Both private equity and hedge fund firms offer their client’s help in the handling of large amounts of money and highly sensitive data. With a company such as Agio, they prefer hedge funds because they feel private equity firms offer a higher degree of cybersecurity to remain safe and secure. Others feel this opinion is counterintuitive. Hedge funds are known for having complex systems, more transactions, more data and more movement of cash between those transactions.


Volume is not the only attribute which can determine how complex it is to secure any single entity. The difficulty for securing any entity revolves around the type of data, the information given during each transaction, the surface area and other qualities which make them much more difficult to secure. Agio can offer tips on how to start a private equity firm basing operations around secure cybersecurity practices. Below are some reasons why they are a bit harder to secure than other entities.

Top Reasons Private Equity Firms Like Agio Are More Difficult To Secure

It is not exactly simple to compare private equity firms and hedge funds because they are so different. However, if both firms were employing the same number of employees and had the same amount of assets invested, below are some of the top reasons why trained security experts would have more trouble protecting the private equity firm over the hedge fund firm.

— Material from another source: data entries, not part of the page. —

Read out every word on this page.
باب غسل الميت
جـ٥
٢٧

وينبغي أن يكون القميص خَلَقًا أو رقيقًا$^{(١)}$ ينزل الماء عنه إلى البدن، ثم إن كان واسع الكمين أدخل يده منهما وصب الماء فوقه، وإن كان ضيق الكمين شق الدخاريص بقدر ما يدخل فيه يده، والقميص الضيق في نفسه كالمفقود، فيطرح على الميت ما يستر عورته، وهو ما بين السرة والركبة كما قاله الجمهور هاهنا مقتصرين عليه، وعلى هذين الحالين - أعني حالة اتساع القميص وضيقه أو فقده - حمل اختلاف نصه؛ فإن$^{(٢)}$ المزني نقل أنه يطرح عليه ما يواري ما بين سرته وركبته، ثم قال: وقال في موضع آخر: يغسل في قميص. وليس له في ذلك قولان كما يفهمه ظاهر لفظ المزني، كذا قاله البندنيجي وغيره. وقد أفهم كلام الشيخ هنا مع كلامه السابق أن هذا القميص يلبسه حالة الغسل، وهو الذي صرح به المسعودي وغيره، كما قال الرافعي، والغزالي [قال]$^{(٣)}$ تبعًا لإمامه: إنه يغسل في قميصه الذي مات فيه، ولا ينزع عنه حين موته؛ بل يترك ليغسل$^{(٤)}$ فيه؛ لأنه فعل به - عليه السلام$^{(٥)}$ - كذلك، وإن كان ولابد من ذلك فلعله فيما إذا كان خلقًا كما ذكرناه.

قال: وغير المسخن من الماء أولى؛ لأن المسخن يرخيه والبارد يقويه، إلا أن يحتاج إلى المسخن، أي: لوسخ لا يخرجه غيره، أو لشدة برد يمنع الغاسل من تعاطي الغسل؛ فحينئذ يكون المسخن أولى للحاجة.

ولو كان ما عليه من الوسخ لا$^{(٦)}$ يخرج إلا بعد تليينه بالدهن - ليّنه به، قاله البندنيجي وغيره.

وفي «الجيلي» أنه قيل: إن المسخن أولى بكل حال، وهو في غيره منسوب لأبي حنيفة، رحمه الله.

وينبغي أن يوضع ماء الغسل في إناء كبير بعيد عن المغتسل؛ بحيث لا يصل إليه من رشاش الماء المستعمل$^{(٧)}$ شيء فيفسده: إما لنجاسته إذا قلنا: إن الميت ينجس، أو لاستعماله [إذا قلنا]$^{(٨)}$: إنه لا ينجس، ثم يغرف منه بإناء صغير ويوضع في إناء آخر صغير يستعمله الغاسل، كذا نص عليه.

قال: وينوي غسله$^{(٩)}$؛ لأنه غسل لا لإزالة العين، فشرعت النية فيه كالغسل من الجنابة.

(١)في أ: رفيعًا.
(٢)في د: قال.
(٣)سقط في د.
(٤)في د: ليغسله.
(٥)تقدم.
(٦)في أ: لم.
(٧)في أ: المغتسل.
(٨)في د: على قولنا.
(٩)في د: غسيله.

Structured Data vs. Unstructured Data – Hedge fund firms are notorious for using structured databases for containing their data positions and trades. Employees working at private equity firms will often use unstructured documents such as Excel, Microsoft Word and PowerPoint to create and send PDFs. Cybersecurity solutions will often be better able to secure structured databases over unstructured databases.

Surface Area – Surface area refers to both the data surface area and the geographic surface area. Compared to their hedge fund counterparts, private equity firm employees often travel to the locations of the companies in their portfolios. Additionally, the nature of their work makes it harder to predict exact data paths private equity firms will take. For example, private equity firms cannot predict deals they may execute in the coming months. Hedge funds, on the other hand, can use key data they collect to make exact predictions about how key data sets will be used and accessed for the next six months or longer.

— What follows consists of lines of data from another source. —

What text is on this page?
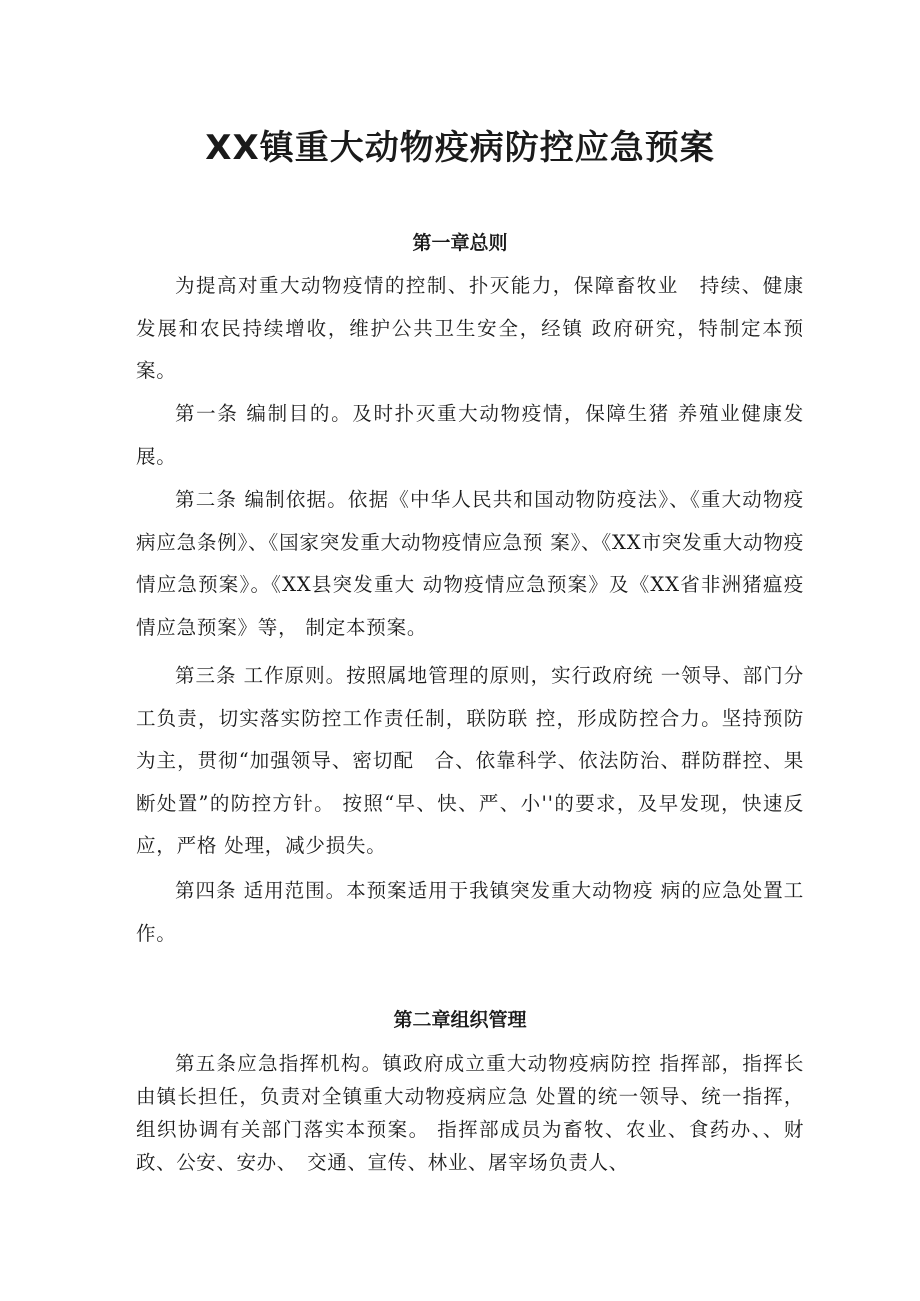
XX镇重大动物疫病防控应急预案
第一章总则

为提高对重大动物疫情的控制、扑灭能力，保障畜牧业　持续、健康发展和农民持续增收，维护公共卫生安全，经镇 政府研究，特制定本预案。

第一条 编制目的。及时扑灭重大动物疫情，保障生猪 养殖业健康发展。

第二条 编制依据。依据《中华人民共和国动物防疫法》、《重大动物疫病应急条例》、《国家突发重大动物疫情应急预 案》、《XX市突发重大动物疫情应急预案》。《XX县突发重大 动物疫情应急预案》及《XX省非洲猪瘟疫情应急预案》等， 制定本预案。

第三条 工作原则。按照属地管理的原则，实行政府统 一领导、部门分工负责，切实落实防控工作责任制，联防联 控，形成防控合力。坚持预防为主，贯彻“加强领导、密切配　合、依靠科学、依法防治、群防群控、果断处置”的防控方针。 按照“早、快、严、小''的要求，及早发现，快速反应，严格 处理，减少损失。

第四条 适用范围。本预案适用于我镇突发重大动物疫 病的应急处置工作。

第二章组织管理

第五条应急指挥机构。镇政府成立重大动物疫病防控 指挥部，指挥长由镇长担任，负责对全镇重大动物疫病应急 处置的统一领导、统一指挥，组织协调有关部门落实本预案。 指挥部成员为畜牧、农业、食药办、、财政、公安、安办、　交通、宣传、林业、屠宰场负责人、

Transaction Information/Publicly Available Deals – Acquisitions and transactions made by private equity firms are often listed in public records. This allows hackers to locate information and try to phish a company or office personnel for sensitive data. This type of deal is never public record with hedge fund firms.

Enterprise Equipment vs. Consumer Devices – Most private equity firms tend to own and use more consumer devices such as laptops and tablets. This type of hardware leaves a firm more susceptible to attacks. The hardware in these types of devices is able to be secured, but they often lack the enterprise management tools that are found in other types of firms more often.